County Wexford (Irish: Contae Loch Garman) is a county in Ireland. It is in the province of Leinster and is part of the South-East Region. Named after the town of Wexford, it was based on the historic Gaelic territory of Hy Kinsella (Uí Ceinnsealaigh), whose capital was Ferns.
It has been my home since 2002. The county colours are purple and gold or saffron – which is why I chose to put the name in Irish in those colours.
Founded c.1200, Co. Wexford takes its name from the town of the same name. Veisafjorðr is an Old Norse word meaning “fjord of the mud flats”. The Irish name Loch Garman means “Garman’s lake”, named after the legendary character Garman Garbh, said to have been drowned in the mudflats by an enchantress.
Wexford has over 250km or 155 miles of coastline and beautiful sandy beaches and one of the most famous landmarks is the Hook Head Lighthouse.

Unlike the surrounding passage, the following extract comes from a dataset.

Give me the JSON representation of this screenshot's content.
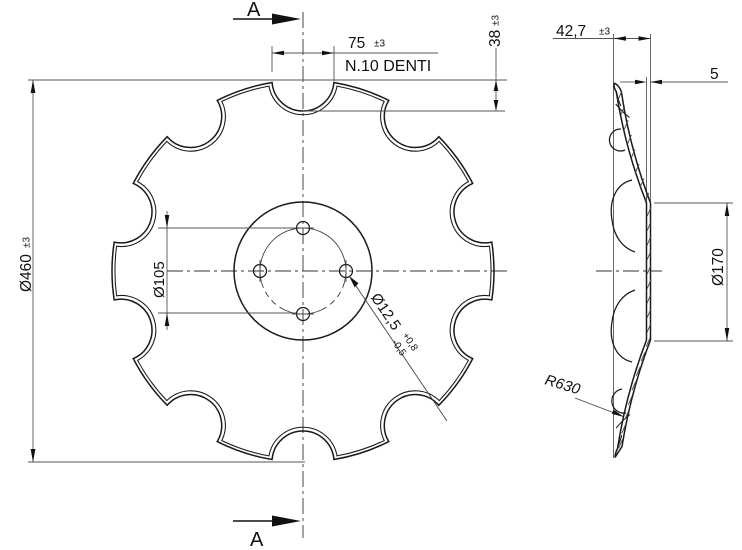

The Hook Lighthouse (Irish: Teach Solais Rinn Duáin; also known as Hook Head Lighthouse) is a building situated on Hook Head at the tip of the Hook Peninsula in County Wexford, in Ireland. It is one of the oldest lighthouses in the world and the second oldest operating lighthouse in the world, after the Tower of Hercules in Spain. It is operated by the Commissioners of Irish Lights, the Irish Lighthouse Authority, it marks the eastern entrance to Waterford Harbour. The current structure has stood for 849 years. It was built by William Marshall, the Earl of Pembroke on the site of an earlier beacon believed to have been there from the 5th Century.